The Staatsoper Stuttgarts’s brilliant interpretation of Tchaikovsky’s 1890 opera “Pique Dame” 

or “The Queen of Spades” has worldwide appeal to older as well as younger audiences raised in the shadows of Freud, Hitchcock, Film Noir and Mad Max. The direction by Jossi Wieler and Sergio Morabito removes location from the opulent courts of Catherine the Great’s Russia to the seemly, deteriorating underbelly of the Soviet Union of the 1950ies. Every design element in this milieu conceived by Anna Viebrock describes the bleak interiority of a world in decay, walls with peeling paint, deteriorating stucco, crumbling facades, reminiscent of a city once pristine and affluent juxtaposed against the unfinished backstage like facades visible as the stage rotates.  

 

This revolving stage graphically reveals other elements of the psychic dysfunctionality portrayed in the opera as we voyeuristically observe sexual assignations while also allowing for costume changes and plot development. This is not the worldly court of the Czar, secure with its rules of order and chivalry. Rather, it is the rotting ghetto of prostitutes, crooks, of petty violence and lost souls, of delusion, disassociation and self- destruction. Even the portrayal of the shepherdesses meant to celebrate Lisa’s wedding appears to be acted out and situated in a mental institution which adds to the ghost like, over medicated ambience of their habitat.

 

From the beginning the set reveals a world through Pushkin’s novel with the usual potential for happy endings, requited love and enduring marriage, only to show the impossibility of these outcomes when the protagonists succumb to the bitter realities of obsession, addiction and pathological depravity. The psychological backdrop of the opera only helps the power of Tchaikovsky’s music to dominate especially in the hands of conductor Oksana Lyniv, who leads the Opera Graz, making an immediate impression in her Stuttgart debut.

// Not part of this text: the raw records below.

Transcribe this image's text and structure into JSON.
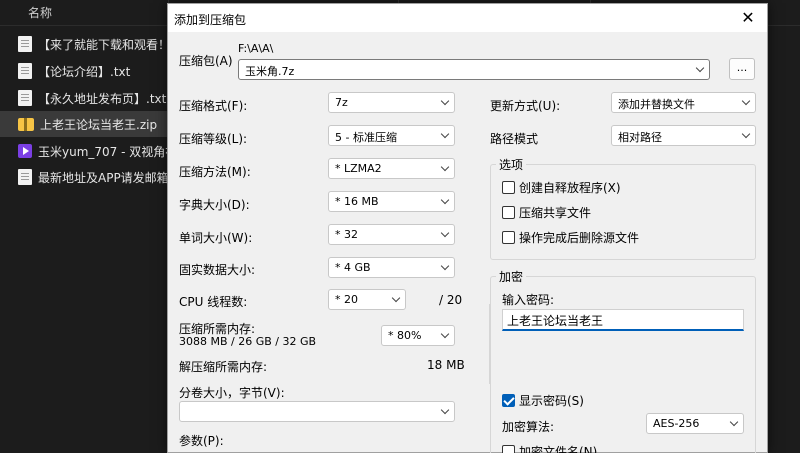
{
  "explorer": {
    "column_name": "名称",
    "files": [
      {
        "name": "【来了就能下载和观看！维",
        "icon": "text-file-icon",
        "kind": "doc"
      },
      {
        "name": "【论坛介绍】.txt",
        "icon": "text-file-icon",
        "kind": "doc"
      },
      {
        "name": "【永久地址发布页】.txt",
        "icon": "text-file-icon",
        "kind": "doc"
      },
      {
        "name": "上老王论坛当老王.zip",
        "icon": "zip-file-icon",
        "kind": "zip"
      },
      {
        "name": "玉米yum_707 - 双视角裸",
        "icon": "video-file-icon",
        "kind": "vid"
      },
      {
        "name": "最新地址及APP请发邮箱自",
        "icon": "text-file-icon",
        "kind": "doc"
      }
    ]
  },
  "dialog": {
    "title": "添加到压缩包",
    "close_glyph": "✕",
    "archive_label": "压缩包(A)",
    "archive_path": "F:\\A\\A\\",
    "archive_name": "玉米角.7z",
    "browse_label": "...",
    "format_label": "压缩格式(F):",
    "format_value": "7z",
    "level_label": "压缩等级(L):",
    "level_value": "5 - 标准压缩",
    "method_label": "压缩方法(M):",
    "method_value": "*  LZMA2",
    "dict_label": "字典大小(D):",
    "dict_value": "*  16 MB",
    "word_label": "单词大小(W):",
    "word_value": "*  32",
    "solid_label": "固实数据大小:",
    "solid_value": "*  4 GB",
    "cpu_label": "CPU 线程数:",
    "cpu_value": "*  20",
    "cpu_total": "/ 20",
    "mem_label": "压缩所需内存:",
    "mem_detail": "3088 MB / 26 GB / 32 GB",
    "mem_value": "* 80%",
    "decomp_label": "解压缩所需内存:",
    "decomp_value": "18 MB",
    "split_label": "分卷大小，字节(V):",
    "split_value": "",
    "params_label": "参数(P):",
    "update_label": "更新方式(U):",
    "update_value": "添加并替换文件",
    "path_mode_label": "路径模式",
    "path_mode_value": "相对路径",
    "options_title": "选项",
    "options": [
      {
        "label": "创建自释放程序(X)",
        "checked": false
      },
      {
        "label": "压缩共享文件",
        "checked": false
      },
      {
        "label": "操作完成后删除源文件",
        "checked": false
      }
    ],
    "encrypt_title": "加密",
    "password_label": "输入密码:",
    "password_value": "上老王论坛当老王",
    "show_password_label": "显示密码(S)",
    "show_password_checked": true,
    "enc_method_label": "加密算法:",
    "enc_method_value": "AES-256",
    "encrypt_names_label": "加密文件名(N)",
    "encrypt_names_checked": false
  },
  "colors": {
    "accent": "#005fb8",
    "dialog_bg": "#f0f0f0",
    "explorer_bg": "#1c1c1c"
  }
}
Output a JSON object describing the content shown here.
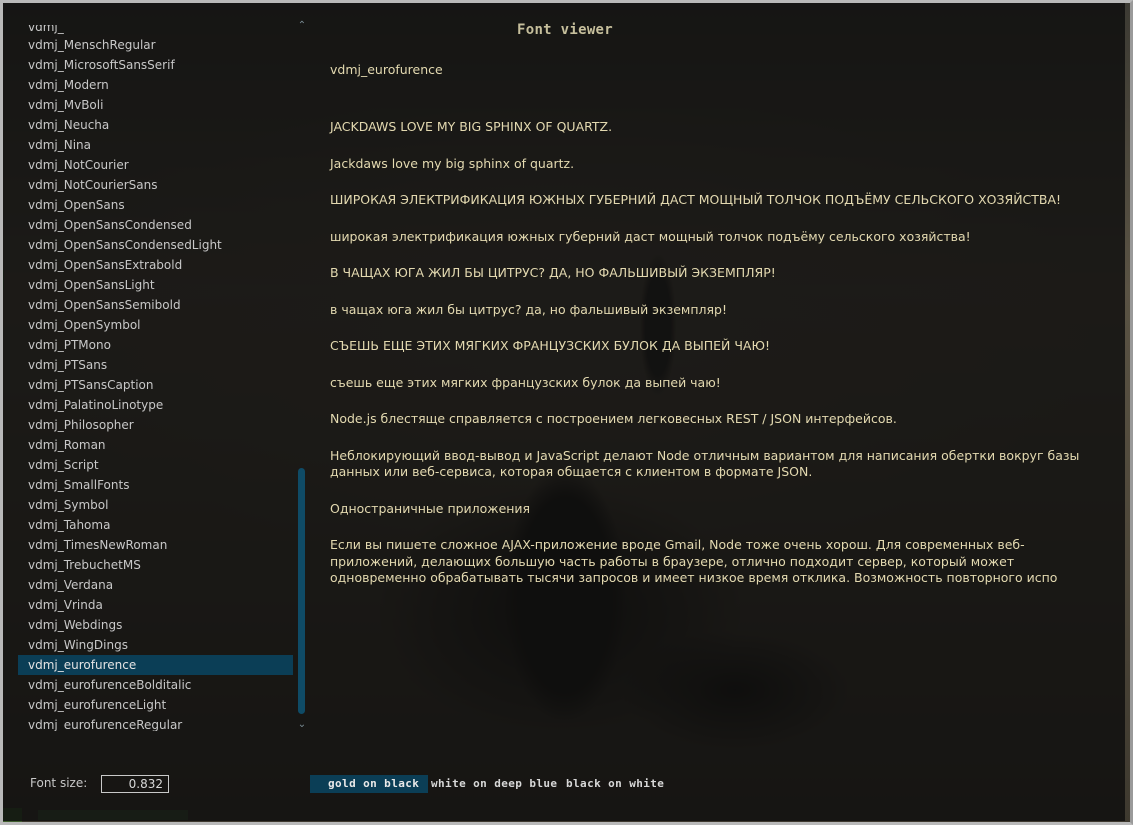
{
  "window": {
    "title": "Font viewer"
  },
  "font_list": {
    "partial_top": "vdmj_",
    "items": [
      "vdmj_MenschRegular",
      "vdmj_MicrosoftSansSerif",
      "vdmj_Modern",
      "vdmj_MvBoli",
      "vdmj_Neucha",
      "vdmj_Nina",
      "vdmj_NotCourier",
      "vdmj_NotCourierSans",
      "vdmj_OpenSans",
      "vdmj_OpenSansCondensed",
      "vdmj_OpenSansCondensedLight",
      "vdmj_OpenSansExtrabold",
      "vdmj_OpenSansLight",
      "vdmj_OpenSansSemibold",
      "vdmj_OpenSymbol",
      "vdmj_PTMono",
      "vdmj_PTSans",
      "vdmj_PTSansCaption",
      "vdmj_PalatinoLinotype",
      "vdmj_Philosopher",
      "vdmj_Roman",
      "vdmj_Script",
      "vdmj_SmallFonts",
      "vdmj_Symbol",
      "vdmj_Tahoma",
      "vdmj_TimesNewRoman",
      "vdmj_TrebuchetMS",
      "vdmj_Verdana",
      "vdmj_Vrinda",
      "vdmj_Webdings",
      "vdmj_WingDings",
      "vdmj_eurofurence",
      "vdmj_eurofurenceBolditalic",
      "vdmj_eurofurenceLight",
      "vdmj_eurofurenceRegular"
    ],
    "selected_index": 31,
    "scroll_up_icon": "chevron-up-icon",
    "scroll_down_icon": "chevron-down-icon"
  },
  "preview": {
    "font_name": "vdmj_eurofurence",
    "samples": [
      "JACKDAWS LOVE MY BIG SPHINX OF QUARTZ.",
      "Jackdaws love my big sphinx of quartz.",
      "ШИРОКАЯ ЭЛЕКТРИФИКАЦИЯ ЮЖНЫХ ГУБЕРНИЙ ДАСТ МОЩНЫЙ ТОЛЧОК ПОДЪЁМУ СЕЛЬСКОГО ХОЗЯЙСТВА!",
      "широкая электрификация южных губерний даст мощный толчок подъёму сельского хозяйства!",
      "В ЧАЩАХ ЮГА ЖИЛ БЫ ЦИТРУС? ДА, НО ФАЛЬШИВЫЙ ЭКЗЕМПЛЯР!",
      "в чащах юга жил бы цитрус? да, но фальшивый экземпляр!",
      "СЪЕШЬ ЕЩЕ ЭТИХ МЯГКИХ ФРАНЦУЗСКИХ БУЛОК ДА ВЫПЕЙ ЧАЮ!",
      "съешь еще этих мягких французских булок да выпей чаю!",
      "Node.js блестяще справляется с построением легковесных REST / JSON интерфейсов.",
      "Неблокирующий ввод-вывод и JavaScript делают Node отличным вариантом для написания обертки вокруг базы данных или веб-сервиса, которая общается с клиентом в формате JSON.",
      "Одностраничные приложения",
      "Если вы пишете сложное AJAX-приложение вроде Gmail, Node тоже очень хорош. Для современных веб-приложений, делающих большую часть работы в браузере, отлично подходит сервер, который может одновременно обрабатывать тысячи запросов и имеет низкое время отклика. Возможность повторного испо"
    ]
  },
  "font_size": {
    "label": "Font size:",
    "value": "0.832"
  },
  "color_schemes": {
    "gold_on_black": "gold on black",
    "white_on_deep_blue": "white on deep blue",
    "black_on_white": "black on white",
    "active": "gold_on_black"
  },
  "colors": {
    "selection": "#0b3e56",
    "preview_text": "#e3d9b0",
    "title_text": "#c6bf9c",
    "scroll_thumb": "#0f4b66"
  }
}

In Tchaikovsky’s prelude to the opera, she brilliantly balances the sweet, lyrical elements that offer love’s hope with the foreboding anomalies in the emotive percussion and brass sections that annunciate the ultimate conclusion of self- destruction and death. Her volume controls should also be acknowledged, that allowed the soloists to sing without screaming their arias. Lise Davidsen who will be singing this role at the Met later this year, walked the tightrope of schizophrenia as a disconnected lover with a beautiful, lyrical tone preparing us for her ultimate departure. Erin Caves as German, appearing in every scene, builds in strength, clarity and resignation as he succumbs to an unsympathetic fate. The exuberant drinking songs that add a comic relief to the overriding pessimistic philosophy of the libretto were a happy, bright spot with joyful execution underlying the excellence of the ensemble. Petr Sokolov as Yeletsky in his role debut is entirely convincing as the clue less yet rejected lover who ends the opera with sweet revenge.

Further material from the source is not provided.